Theta Cephei

Observation data Epoch J2000 Equinox ICRS
- Constellation: Cepheus
- Right ascension: 20^{h} 29^{m} 34.86518^{s}
- Declination: +62° 59′ 38.6216″
- Apparent magnitude (V): 4.22

Characteristics
- Spectral type: A7 III or kA7hF1mF2
- U−B color index: +0.16
- B−V color index: +0.20

Astrometry
- Radial velocity (R_{v}): −6.8 km/s
- Proper motion (μ): RA: 34.798 mas/yr Dec.: −13.904 mas/yr
- Parallax (π): 23.481±0.6894 mas
- Distance: 139 ± 4 ly (43 ± 1 pc)
- Absolute magnitude (M_{V}): +1.12

Orbit
- Period (P): 914.3±7.0 d
- Eccentricity (e): 0.377±0.006
- Periastron epoch (T): 2456991.3±8.5 JD
- Argument of periastron (ω) (primary): 48.8±1.1°
- Semi-amplitude (K_{1}) (primary): 7.72±0.06 km/s

Details

primary
- Mass: 2.75 M_{☉}
- Radius: 3.09+0.36 −0.25 R_{☉}
- Luminosity: 46.5 L_{☉}
- Surface gravity (log g): 3.74 cgs
- Temperature: 7,375+307 −404 K
- Metallicity [Fe/H]: +0.27±0.04 dex
- Rotational velocity (v sin i): 52.0 km/s
- Age: 55 Myr

companion
- Mass: >0.62 M_{☉}
- Radius: 0.654+0.044 −0.102 R_{☉}
- Temperature: 4,070+340 −130 K
- Other designations: θ Cep, 2 Cep, BD+62°1821, FK5 767, HD 195725, HIP 101093, HR 7850, SAO 18897

Database references
- SIMBAD: data

= Theta Cephei =

Star in the constellation Cepheus

Theta Cephei is a white-hued binary star system in the northern constellation of Cepheus. Its name is a Bayer designation that is Latinized from θ Cephei, and abbreviated Theta Cep or θ Cep. The system is visible to the naked eye as a point of light with an apparent visual magnitude of 4.22. Based on parallax measurements, it is located at a distance of approximately 139 ly from the Earth.

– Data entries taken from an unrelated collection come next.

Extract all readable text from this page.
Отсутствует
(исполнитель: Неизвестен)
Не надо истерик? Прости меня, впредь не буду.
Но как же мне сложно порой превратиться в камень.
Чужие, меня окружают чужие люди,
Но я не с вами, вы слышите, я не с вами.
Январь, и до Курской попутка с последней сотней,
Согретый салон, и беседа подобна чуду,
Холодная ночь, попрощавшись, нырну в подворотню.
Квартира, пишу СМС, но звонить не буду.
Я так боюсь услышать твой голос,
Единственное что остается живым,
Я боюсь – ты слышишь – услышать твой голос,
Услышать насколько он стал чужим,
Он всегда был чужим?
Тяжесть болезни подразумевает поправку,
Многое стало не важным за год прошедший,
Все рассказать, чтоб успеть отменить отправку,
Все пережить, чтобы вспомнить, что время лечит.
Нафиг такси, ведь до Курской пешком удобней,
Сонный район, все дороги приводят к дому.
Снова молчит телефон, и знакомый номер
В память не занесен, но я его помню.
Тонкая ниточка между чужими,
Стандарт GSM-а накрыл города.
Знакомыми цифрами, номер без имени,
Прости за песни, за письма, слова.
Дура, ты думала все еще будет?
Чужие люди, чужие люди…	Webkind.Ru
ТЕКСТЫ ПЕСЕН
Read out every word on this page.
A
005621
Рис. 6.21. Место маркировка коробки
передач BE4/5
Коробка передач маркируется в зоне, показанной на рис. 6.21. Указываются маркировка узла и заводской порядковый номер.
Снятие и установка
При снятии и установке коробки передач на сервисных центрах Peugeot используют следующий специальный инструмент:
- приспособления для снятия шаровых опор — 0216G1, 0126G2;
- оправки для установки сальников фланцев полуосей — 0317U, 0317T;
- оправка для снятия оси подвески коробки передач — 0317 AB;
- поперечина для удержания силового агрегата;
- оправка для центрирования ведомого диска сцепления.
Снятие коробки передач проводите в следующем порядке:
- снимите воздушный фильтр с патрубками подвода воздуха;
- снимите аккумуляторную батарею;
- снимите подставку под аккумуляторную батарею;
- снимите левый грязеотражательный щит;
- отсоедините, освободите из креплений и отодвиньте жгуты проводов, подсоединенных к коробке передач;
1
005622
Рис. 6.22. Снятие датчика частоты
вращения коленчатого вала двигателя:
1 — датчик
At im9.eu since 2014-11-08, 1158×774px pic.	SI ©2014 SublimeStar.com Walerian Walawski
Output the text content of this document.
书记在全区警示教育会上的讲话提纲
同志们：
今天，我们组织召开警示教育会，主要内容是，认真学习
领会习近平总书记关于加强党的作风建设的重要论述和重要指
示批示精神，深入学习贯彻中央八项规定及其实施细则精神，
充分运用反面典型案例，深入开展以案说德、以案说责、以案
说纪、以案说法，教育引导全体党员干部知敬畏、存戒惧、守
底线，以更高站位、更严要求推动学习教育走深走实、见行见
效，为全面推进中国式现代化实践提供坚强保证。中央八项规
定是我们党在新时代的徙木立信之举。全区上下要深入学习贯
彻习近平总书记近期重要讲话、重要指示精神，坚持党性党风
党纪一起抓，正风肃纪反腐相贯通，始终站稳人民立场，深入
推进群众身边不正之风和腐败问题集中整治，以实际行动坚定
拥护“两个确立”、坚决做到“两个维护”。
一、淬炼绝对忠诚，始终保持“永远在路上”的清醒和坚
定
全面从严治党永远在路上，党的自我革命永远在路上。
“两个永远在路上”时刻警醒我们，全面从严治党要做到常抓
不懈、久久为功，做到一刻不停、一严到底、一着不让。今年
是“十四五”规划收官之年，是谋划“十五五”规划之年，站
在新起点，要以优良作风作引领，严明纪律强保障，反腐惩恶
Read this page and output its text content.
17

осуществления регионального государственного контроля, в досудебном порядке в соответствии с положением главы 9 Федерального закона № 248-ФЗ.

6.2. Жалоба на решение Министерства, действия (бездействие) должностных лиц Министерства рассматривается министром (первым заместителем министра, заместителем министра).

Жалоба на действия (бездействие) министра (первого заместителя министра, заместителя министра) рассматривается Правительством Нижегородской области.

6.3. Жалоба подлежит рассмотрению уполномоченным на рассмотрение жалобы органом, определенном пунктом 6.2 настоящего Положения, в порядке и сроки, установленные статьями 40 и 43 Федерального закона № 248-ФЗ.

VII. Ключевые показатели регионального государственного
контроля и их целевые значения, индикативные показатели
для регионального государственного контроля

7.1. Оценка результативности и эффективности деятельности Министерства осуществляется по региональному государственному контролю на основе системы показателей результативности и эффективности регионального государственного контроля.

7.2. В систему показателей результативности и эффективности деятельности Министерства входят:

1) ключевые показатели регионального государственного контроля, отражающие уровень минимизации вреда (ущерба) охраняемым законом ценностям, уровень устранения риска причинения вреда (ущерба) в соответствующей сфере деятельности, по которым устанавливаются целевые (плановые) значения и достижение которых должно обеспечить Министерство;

This is a spectroscopic binary star system with an orbital period of 914.3 days; the eccentricity was long thought to be low, at 0.03, but calculations published in 2020 have put it at a much higher 0.377. They are separated by 4.16 AU.

The primary component has a Stellar classification of A7III, displaying as a metallic-line Am star. At an estimated age of 55 million years, it is spinning with a projected rotational velocity of 52 km/s. The star has 2.75 times the mass of the Sun and three times the Sun's radius. It is radiating 46.5 times the luminosity of the Sun from its photosphere at an effective temperature of 7,375 K. The companion star is calculated to be about 400 times fainter than the primary. It is completely invisible in the spectrum, but is estimated to be a K7 main sequence star.

Shared with η Cep, this star system has the title Al Kidr. In Chinese, 天鈎 (Tiān Gōu), meaning Celestial Hook, refers to an asterism consisting of 4 Cephei, HD 194298, η Cephei, α Cephei, ξ Cephei, 26 Cephei, ι Cephei and ο Cephei. Consequently, the Chinese name for θ Cephei itself is 天鈎三 (Tiān Gōu sān, the Third Star of Celestial Hook.).